In their recent work, Lehre and Nguyen (FOGA 2019) show that the univariate marginal distribution algorithm (UMDA) needs time exponential in the parent populations size to optimize the DeceptiveLeadingBlocks (DLB) problem. They conclude from this result that univariate EDAs have difficulties with deception and epistasis. In this work, we show that this negative finding is caused by an unfortunate choice of the parameters of the UMDA. When the population sizes are chosen large enough to prevent genetic drift, then the UMDA optimizes the DLB problem with high probability with at most $\lambda(\frac{n}{2} + 2 e \ln n)$ fitness evaluations. Since an offspring population size $\lambda$ of order $n \log n$ can prevent genetic drift, the UMDA can solve the DLB problem with $O(n^2 \log n)$ fitness evaluations. In contrast, for classic evolutionary algorithms no better run time guarantee than $O(n^3)$ is known (which we prove to be tight for the ${(1+1)}$ EA), so our result rather suggests that the UMDA can cope well with deception and epistatis. From a broader perspective, our result shows that the UMDA can cope better with local optima than evolutionary algorithms; such a result was previously known only for the compact genetic algorithm.

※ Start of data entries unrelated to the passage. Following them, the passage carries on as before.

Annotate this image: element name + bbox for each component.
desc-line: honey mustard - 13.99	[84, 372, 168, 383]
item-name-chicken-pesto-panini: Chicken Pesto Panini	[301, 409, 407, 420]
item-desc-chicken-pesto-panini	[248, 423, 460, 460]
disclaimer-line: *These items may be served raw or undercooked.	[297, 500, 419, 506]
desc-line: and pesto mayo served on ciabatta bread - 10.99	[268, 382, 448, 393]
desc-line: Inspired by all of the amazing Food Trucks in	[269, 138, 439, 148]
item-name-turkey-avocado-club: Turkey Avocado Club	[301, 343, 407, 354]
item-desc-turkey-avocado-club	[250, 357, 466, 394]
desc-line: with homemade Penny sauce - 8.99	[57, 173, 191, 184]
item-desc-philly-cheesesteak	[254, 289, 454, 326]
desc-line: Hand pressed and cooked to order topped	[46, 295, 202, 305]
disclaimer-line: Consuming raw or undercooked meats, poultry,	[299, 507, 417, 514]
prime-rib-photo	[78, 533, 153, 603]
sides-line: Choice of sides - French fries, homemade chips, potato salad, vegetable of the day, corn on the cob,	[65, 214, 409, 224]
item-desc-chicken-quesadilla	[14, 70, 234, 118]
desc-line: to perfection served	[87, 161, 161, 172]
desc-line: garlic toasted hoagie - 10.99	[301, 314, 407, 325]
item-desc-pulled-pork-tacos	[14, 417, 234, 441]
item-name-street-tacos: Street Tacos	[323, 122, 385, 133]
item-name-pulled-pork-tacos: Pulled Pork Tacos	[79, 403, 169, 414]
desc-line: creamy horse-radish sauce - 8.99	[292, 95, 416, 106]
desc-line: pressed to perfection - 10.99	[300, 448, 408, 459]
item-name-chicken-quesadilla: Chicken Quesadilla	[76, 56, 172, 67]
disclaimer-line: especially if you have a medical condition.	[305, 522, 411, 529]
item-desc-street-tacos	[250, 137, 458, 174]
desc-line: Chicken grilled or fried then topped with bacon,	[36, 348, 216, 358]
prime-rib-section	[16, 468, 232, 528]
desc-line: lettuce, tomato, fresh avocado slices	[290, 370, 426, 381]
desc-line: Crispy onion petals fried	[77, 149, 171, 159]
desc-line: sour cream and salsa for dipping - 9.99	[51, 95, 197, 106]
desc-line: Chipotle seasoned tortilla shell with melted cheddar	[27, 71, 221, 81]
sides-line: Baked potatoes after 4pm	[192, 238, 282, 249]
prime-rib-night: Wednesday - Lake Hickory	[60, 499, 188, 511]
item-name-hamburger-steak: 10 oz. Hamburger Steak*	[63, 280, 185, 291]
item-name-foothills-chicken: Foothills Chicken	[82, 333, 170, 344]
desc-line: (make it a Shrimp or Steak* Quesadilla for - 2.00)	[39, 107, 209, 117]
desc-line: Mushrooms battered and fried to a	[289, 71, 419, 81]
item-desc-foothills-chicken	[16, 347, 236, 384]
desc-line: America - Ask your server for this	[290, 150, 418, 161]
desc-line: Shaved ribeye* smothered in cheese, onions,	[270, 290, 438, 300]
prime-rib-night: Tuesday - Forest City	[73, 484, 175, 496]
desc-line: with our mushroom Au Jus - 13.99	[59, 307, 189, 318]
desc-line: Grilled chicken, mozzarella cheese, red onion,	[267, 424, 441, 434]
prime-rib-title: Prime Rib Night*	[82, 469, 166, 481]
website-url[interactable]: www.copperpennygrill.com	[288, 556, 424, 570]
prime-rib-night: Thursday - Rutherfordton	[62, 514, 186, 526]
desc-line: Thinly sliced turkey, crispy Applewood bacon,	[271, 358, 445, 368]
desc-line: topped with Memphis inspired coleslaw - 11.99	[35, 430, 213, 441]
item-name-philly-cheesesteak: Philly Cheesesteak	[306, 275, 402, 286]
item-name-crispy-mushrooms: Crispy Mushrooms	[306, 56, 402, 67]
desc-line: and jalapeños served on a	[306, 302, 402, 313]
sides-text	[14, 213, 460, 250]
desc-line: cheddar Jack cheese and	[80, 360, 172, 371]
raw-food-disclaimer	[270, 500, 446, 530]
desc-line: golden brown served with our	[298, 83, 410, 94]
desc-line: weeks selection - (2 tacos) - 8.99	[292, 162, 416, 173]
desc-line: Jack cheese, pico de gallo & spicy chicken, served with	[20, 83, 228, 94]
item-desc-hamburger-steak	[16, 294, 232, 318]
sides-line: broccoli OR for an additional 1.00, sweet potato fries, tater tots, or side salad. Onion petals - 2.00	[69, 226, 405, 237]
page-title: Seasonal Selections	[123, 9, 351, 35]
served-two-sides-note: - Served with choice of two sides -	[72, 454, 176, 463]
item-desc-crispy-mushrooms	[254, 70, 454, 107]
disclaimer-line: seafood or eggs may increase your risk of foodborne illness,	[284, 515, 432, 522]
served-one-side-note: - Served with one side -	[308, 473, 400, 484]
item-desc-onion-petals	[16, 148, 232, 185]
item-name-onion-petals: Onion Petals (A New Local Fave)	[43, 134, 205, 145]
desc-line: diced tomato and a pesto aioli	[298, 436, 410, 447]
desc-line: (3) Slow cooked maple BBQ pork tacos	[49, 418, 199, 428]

Together with the lower bound of Lehre and Nguyen, our result for the first time rigorously proves that running EDAs in the regime with genetic drift can lead to drastic performance losses.

翻译：Lehre 和 Nguyen (FOGA 2019) 在最近的工作中, Lehre 和 Nguyen (FOGA 2019) 显示, 单亚利特边际分布算法(UMADA) 在母体人口规模上需要时间指数化的时间来优化欺骗性LeadingBlock (DLB) 问题。 他们从这一结果中得出结论, 单亚利弗te EDAs在欺骗和粘附上存在困难。 在这项工作中, 我们显示这一负面结论是由于对UMADA参数的选择很不幸。 当人口规模被选择大到足以防止遗传性漂移时, UMADA (UDA) 需要将DLB 问题优化为高概率, 最多为 $\ lambda (fradia{n= dreax), + 2 e nn 健康评价。 而对于常规进化算法来说, 通常不会比 $O (n3) 美元 优化。 。 。, 从我们证明 rolex liver liver lidealdealtradealdealde 和 EA1 的递化结果可以更接近于 。